« Cinéma du réel » contre « réalité télévision »

Posted on février 23, 2014 in Analyse d’œuvre

« Cinéma du réel » contre « réalité télévision »

déficience de l’image & fendillement des êtres

Rencontre avec Giovanni Cioni au festival Les inattendus à Lyon, suite à la projection de son film Pour Ulysse (production : Zeugma Films – Teatri Uniti  2013)   

Film-portrait d’un « centre de socialisation », qui saisit avec poésie la fragilité des êtres décentrés.

 

Une image simple, simplement là ; un cadre légèrement en contre-plongée, tenue à hauteur de ventre le long du corps et non devant le visage, pour ne pas rompre les regards noués pendant les échanges : car ce sont bien des échanges et non des entretiens.

Cette simplicité se retrouve dans les paroles captées de façon surprenante ; le cinéaste explique ce travail long d’approche (plusieurs mois) et de connivence : « je suis en immersion : je chante, je cuisine, … ». Et sa capacité à construire une dimension humaine, le film, dans laquelle ses protagonistes deviennent existants : « je cadre d’abord un arbre : les gens s’intéressent à ce que je filme, m’interpellent. Un dialogue se noue, et petit à petit, ils se racontent ».

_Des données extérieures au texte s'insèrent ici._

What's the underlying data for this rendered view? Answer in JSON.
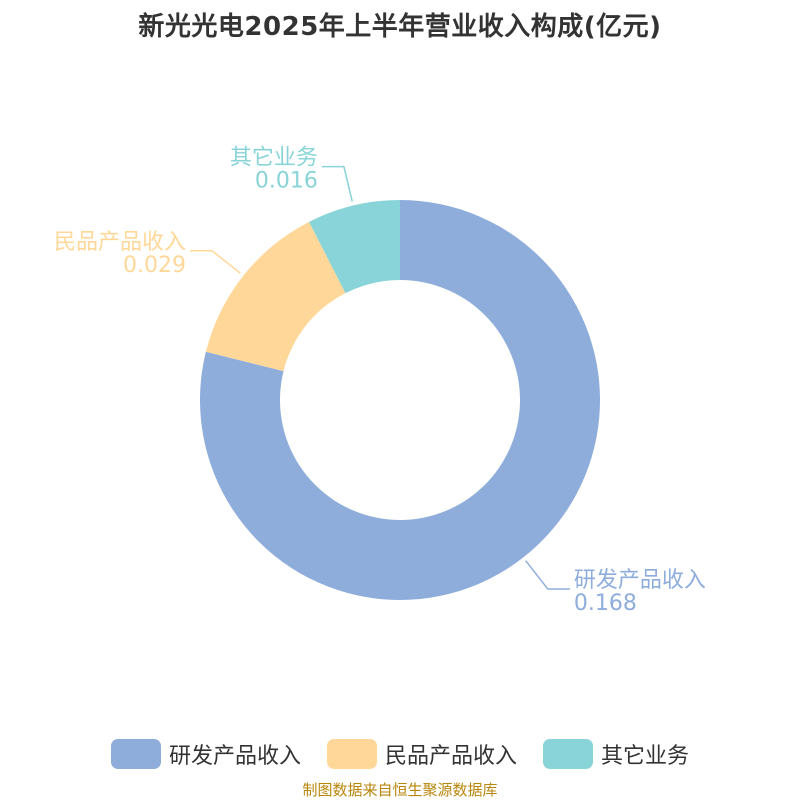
{
  "chart_data": {
    "type": "pie",
    "title": "新光光电2025年上半年营业收入构成(亿元)",
    "categories": [
      "研发产品收入",
      "民品产品收入",
      "其它业务"
    ],
    "values": [
      0.168,
      0.029,
      0.016
    ],
    "value_labels": [
      "0.168",
      "0.029",
      "0.016"
    ],
    "colors": [
      "#8eaddb",
      "#ffd899",
      "#88d4d8"
    ],
    "legend_position": "bottom",
    "inner_radius_ratio": 0.6
  },
  "legend": {
    "items": [
      {
        "label": "研发产品收入",
        "color": "#8eaddb"
      },
      {
        "label": "民品产品收入",
        "color": "#ffd899"
      },
      {
        "label": "其它业务",
        "color": "#88d4d8"
      }
    ]
  },
  "source_note": "制图数据来自恒生聚源数据库"
}
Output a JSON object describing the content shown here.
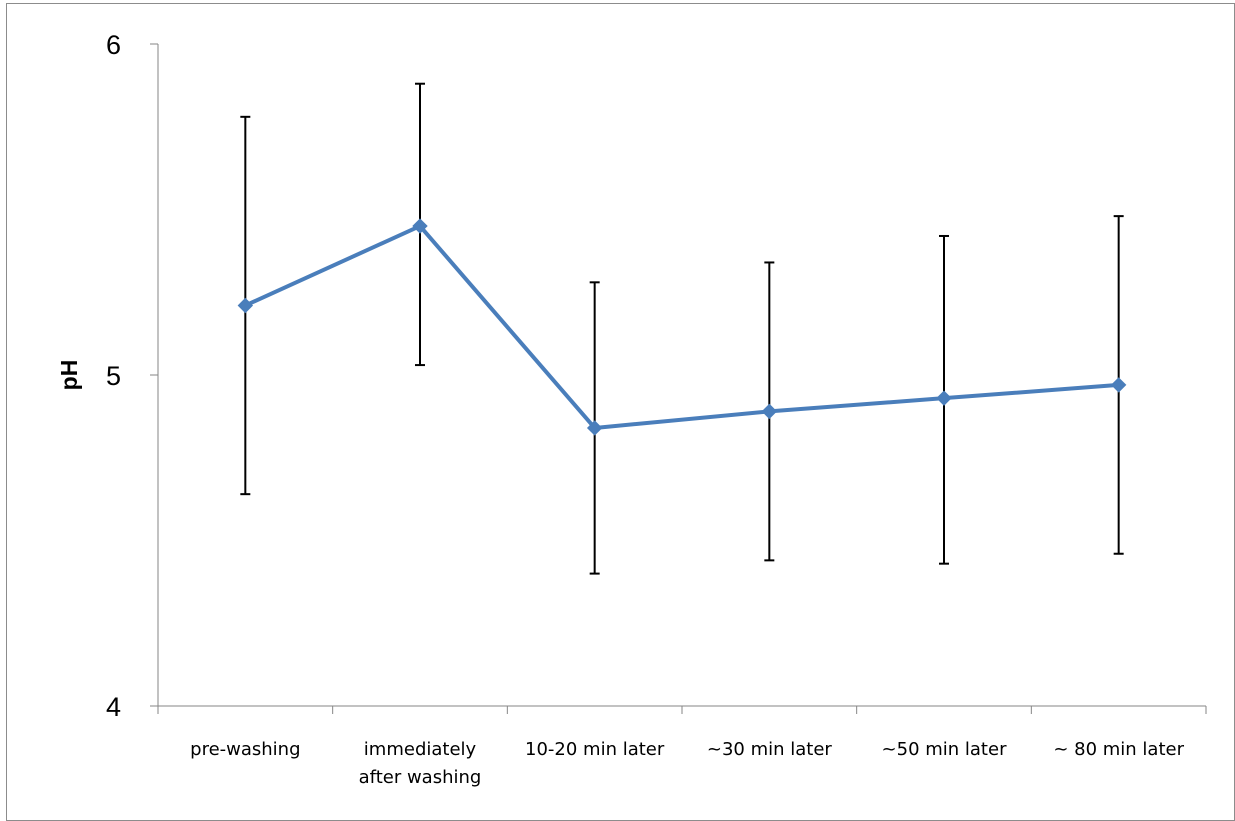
{
  "chart_data": {
    "type": "line",
    "title": "",
    "xlabel": "",
    "ylabel": "pH",
    "ylim": [
      4,
      6
    ],
    "yticks": [
      "4",
      "5",
      "6"
    ],
    "grid": false,
    "legend": "none",
    "categories": [
      [
        "pre-washing"
      ],
      [
        "immediately",
        "after washing"
      ],
      [
        "10-20 min later"
      ],
      [
        "~30 min later"
      ],
      [
        "~50 min later"
      ],
      [
        "~ 80 min later"
      ]
    ],
    "series": [
      {
        "color": "#4a7ebb",
        "marker": "diamond",
        "values": [
          5.21,
          5.45,
          4.84,
          4.89,
          4.93,
          4.97
        ],
        "error_upper": [
          5.78,
          5.88,
          5.28,
          5.34,
          5.42,
          5.48
        ],
        "error_lower": [
          4.64,
          5.03,
          4.4,
          4.44,
          4.43,
          4.46
        ]
      }
    ]
  }
}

Le cinéaste fait son travail : il attire le regard. D’ordinaire par un processus élaboré et médiatisé de polarisation (montage, salle obscure, projection) : le miracle, c’est qu’il arrive à le faire ici par une opération épurée (un appareil et un geste). Pour attirer le regard et le saisir ensuite – non pas le capter, mais le faire partager. Il fait oublier sa caméra en la déplaçant d’outil de captation (intrusif) à simple instrument d’une relation : l’anti-reportage TV, où tout est scénarisé à l’avance, où l’on choisit les témoins, où l’on leur fait répéter les réponses, où l’on insert des figurants en arrière-plan, choisissant les sujets, propos, codes lumières et couleurs, selon la charte de la chaine et les ordres du responsable de l’information.

 

Voici comment le cinéaste présente son film :

« Un centre de socialisation à Florence, fréquenté par des ex toxicomanes, des gens sortis de prison, des sans abris, des personnes avec des problèmes psychiatriques. J’ai passé quelques années à fréquenter ce lieu comme si j’avais été adopté dans cette sorte de port de mer – d’où certains disparaissent, pour revenir après quelques mois, d’autres sans plus laisser de nouvelles, D’autres débarquent, chacun avec son histoire.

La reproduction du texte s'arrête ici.